Bangla sign language recognition and sentence building using deep learning
Abstract
Modern age being the era of Information technology, it would not have come this
far without the piled up data or information. Whereas communication is the basis
of collecting or gathering data or information, almost 5% of the world’s population
is not blessed with the ability of verbal communication [1]. For deaf and dumb
people lacking the ability of verbal communication, sign language is the solution.

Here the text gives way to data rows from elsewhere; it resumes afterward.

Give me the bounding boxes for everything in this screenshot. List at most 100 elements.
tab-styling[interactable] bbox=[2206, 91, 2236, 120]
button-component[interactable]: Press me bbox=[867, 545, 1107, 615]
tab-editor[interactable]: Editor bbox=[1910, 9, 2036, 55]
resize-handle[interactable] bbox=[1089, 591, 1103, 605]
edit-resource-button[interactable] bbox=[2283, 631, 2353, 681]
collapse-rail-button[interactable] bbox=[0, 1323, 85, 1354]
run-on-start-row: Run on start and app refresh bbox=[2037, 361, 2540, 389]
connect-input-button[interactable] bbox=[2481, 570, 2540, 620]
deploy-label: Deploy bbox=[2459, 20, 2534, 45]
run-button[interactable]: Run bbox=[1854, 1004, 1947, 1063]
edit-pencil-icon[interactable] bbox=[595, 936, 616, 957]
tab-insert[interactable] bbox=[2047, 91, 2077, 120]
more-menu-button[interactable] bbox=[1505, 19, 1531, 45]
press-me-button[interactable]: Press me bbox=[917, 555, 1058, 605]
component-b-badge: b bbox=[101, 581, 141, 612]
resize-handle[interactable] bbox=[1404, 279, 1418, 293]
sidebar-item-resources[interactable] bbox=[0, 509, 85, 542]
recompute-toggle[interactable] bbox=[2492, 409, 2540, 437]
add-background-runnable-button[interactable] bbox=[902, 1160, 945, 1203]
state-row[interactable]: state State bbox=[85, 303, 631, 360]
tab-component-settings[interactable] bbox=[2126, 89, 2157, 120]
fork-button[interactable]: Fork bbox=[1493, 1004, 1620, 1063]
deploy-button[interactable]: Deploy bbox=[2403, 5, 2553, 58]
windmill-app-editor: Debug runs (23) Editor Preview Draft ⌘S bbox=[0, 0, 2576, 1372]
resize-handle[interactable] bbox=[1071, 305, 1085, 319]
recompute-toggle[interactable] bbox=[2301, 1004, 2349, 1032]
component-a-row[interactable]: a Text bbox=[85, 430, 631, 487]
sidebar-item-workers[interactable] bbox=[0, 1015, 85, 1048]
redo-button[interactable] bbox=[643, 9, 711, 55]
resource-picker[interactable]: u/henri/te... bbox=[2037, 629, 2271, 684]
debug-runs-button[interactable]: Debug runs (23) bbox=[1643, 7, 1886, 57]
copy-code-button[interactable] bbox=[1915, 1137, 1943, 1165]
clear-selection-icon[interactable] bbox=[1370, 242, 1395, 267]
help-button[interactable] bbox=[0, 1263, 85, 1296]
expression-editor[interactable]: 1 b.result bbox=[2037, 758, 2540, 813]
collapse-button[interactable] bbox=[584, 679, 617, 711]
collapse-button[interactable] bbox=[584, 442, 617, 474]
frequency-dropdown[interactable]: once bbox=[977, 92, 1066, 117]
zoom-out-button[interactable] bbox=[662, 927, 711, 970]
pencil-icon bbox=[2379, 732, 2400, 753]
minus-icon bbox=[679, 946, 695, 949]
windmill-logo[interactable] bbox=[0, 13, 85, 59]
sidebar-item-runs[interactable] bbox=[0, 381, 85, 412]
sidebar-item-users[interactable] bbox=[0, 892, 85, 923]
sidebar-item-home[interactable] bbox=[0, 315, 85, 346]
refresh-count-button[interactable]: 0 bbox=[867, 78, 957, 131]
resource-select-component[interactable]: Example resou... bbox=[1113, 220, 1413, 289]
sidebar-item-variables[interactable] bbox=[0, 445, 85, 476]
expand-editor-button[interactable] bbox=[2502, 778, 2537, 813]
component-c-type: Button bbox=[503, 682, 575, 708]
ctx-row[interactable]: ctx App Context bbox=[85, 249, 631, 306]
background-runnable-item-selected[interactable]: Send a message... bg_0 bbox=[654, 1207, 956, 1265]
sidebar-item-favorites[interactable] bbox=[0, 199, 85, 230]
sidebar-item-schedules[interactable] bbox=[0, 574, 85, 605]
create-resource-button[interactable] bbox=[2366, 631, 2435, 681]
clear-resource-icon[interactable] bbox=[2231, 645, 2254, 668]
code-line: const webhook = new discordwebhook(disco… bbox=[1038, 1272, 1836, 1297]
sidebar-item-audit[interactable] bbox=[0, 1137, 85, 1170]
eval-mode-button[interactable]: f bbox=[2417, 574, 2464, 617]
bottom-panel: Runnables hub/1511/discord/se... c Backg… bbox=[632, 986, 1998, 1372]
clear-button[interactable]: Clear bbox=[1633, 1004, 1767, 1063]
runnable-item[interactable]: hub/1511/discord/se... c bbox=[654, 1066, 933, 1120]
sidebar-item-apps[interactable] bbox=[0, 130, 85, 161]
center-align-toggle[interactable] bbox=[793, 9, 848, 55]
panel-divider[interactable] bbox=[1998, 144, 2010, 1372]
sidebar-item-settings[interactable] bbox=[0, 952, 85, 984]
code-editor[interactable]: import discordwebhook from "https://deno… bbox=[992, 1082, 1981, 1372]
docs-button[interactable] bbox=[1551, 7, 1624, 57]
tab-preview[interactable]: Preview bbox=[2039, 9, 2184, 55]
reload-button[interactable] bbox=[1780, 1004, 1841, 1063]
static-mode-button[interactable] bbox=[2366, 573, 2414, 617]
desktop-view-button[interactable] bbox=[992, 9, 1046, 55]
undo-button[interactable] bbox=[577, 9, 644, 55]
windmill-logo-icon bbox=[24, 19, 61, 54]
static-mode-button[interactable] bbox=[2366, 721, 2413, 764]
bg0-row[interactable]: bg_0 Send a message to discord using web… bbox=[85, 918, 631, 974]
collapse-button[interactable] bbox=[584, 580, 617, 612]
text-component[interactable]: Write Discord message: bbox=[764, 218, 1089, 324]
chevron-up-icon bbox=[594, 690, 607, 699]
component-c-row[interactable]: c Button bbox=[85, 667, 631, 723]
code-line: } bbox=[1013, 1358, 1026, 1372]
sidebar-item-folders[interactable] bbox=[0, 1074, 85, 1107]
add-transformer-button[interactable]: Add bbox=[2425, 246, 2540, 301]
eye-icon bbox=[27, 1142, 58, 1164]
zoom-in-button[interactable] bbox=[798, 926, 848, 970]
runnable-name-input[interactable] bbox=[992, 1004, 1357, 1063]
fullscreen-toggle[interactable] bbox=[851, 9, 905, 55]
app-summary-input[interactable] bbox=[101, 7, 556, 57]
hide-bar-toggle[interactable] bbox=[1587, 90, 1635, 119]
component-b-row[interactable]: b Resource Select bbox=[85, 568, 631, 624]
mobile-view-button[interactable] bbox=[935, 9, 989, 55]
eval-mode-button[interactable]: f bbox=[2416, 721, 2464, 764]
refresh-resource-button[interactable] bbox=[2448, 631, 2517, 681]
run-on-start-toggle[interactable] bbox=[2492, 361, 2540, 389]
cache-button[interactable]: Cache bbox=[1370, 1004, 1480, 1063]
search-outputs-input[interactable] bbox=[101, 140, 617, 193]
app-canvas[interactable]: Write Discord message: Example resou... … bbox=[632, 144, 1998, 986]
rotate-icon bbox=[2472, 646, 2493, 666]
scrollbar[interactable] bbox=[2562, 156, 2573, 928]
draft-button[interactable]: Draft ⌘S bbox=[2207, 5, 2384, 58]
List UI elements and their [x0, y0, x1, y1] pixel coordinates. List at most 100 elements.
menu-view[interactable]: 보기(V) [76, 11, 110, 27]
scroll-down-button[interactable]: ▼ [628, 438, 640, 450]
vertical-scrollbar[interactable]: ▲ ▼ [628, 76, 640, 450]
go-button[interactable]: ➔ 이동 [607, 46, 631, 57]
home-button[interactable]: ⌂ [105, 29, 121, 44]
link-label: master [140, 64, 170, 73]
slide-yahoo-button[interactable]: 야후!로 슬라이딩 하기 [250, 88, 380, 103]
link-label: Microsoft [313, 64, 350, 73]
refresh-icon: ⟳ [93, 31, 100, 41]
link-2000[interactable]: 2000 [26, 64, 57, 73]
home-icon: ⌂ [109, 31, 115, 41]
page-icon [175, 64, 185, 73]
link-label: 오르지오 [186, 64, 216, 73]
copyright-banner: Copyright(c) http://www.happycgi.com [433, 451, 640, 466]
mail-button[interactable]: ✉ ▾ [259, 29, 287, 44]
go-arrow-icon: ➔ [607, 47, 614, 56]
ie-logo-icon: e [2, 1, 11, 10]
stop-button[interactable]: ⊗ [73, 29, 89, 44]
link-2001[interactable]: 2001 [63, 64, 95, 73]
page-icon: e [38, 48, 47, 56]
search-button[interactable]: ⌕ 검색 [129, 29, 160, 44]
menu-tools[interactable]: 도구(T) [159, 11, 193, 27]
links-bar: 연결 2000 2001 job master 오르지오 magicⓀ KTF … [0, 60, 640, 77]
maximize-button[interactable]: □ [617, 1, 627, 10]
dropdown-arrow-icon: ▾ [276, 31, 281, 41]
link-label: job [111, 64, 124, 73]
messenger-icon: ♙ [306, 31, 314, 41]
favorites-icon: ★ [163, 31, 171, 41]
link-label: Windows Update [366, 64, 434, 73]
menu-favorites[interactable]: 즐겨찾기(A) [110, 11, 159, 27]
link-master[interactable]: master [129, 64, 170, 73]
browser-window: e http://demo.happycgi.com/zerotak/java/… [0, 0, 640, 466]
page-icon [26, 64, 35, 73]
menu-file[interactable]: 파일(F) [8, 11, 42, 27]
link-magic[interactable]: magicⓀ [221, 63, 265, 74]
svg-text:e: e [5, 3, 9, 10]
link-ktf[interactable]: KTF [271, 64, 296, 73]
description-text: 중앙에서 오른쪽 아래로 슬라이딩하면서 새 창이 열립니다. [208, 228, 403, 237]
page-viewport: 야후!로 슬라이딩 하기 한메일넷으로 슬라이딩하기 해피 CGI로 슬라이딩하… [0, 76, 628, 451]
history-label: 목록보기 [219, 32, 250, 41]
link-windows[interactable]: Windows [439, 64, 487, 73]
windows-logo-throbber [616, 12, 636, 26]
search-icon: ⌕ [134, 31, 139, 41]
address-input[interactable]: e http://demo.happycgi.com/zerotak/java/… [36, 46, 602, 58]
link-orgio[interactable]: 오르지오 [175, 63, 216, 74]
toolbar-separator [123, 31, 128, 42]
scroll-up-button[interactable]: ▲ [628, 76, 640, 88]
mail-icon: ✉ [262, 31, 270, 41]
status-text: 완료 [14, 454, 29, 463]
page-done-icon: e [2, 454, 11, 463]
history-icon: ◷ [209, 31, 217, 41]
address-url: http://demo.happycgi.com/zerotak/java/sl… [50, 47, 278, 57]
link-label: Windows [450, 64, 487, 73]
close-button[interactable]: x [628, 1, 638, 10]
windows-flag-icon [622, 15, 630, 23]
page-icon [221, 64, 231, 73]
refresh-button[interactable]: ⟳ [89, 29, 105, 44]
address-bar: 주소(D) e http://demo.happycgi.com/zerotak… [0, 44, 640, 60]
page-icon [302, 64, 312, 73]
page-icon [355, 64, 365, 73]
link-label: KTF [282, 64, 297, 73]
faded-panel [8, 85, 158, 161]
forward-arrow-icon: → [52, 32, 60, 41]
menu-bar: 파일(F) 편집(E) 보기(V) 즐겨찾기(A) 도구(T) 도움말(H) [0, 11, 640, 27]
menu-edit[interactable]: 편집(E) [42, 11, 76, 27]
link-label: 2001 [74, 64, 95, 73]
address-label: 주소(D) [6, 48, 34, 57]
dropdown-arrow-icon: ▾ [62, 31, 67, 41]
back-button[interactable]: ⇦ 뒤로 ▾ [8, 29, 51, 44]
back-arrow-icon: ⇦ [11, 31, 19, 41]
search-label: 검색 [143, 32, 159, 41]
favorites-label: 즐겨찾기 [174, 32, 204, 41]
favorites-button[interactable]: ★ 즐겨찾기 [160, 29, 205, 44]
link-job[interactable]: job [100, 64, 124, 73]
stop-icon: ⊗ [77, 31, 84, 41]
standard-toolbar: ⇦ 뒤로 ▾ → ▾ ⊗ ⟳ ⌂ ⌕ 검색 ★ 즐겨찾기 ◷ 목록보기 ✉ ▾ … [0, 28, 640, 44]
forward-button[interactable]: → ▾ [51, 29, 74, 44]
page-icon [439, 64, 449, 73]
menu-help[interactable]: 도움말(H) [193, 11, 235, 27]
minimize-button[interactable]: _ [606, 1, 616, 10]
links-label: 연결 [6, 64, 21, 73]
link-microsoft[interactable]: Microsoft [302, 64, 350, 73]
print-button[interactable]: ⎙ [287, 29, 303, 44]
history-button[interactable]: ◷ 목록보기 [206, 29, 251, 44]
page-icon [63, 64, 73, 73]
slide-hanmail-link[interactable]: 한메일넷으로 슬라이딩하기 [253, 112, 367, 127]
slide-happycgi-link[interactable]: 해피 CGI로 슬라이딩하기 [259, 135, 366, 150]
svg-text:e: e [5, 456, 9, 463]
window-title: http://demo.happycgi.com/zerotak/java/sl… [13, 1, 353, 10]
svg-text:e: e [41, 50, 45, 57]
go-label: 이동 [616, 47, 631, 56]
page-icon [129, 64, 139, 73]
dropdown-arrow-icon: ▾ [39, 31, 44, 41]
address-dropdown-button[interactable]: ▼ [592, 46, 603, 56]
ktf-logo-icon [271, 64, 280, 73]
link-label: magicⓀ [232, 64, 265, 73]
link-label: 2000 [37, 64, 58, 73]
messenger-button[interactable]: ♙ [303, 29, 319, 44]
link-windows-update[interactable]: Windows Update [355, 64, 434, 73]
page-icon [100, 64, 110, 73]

Sign language varies from the verbal language in every form and rule. This creates a
gap between people conversing in verbal language and those communicating in sign
language. Verbal languages are easy to interpret for having a common rule-following
but sign language differs from region to region. This hampers the communication
between normal people and those interacting in sign languages. Human to human
interpretation is tough because of the enriched word wise signs and vocabs. To
eradicate this issue, we are proposing a machine-based approach for training and
detecting the Bangla Sign Language. Our aim is to train the system with enough
samples containing different signs used in Bangla Sign Language. In this research,
we are using the Convolutional Neural Network (CNN) for training each individual
sign. In addition to working as a medium of communication between the deaf and
mute with the remaining society, this approach would also serve as a tool for the
hearing deprived to learn and use the sign language properly. Moreover, this would
also come to assistance for anyone willing to learn or develop sign language or wishes
to work with those with special needs of using sign language.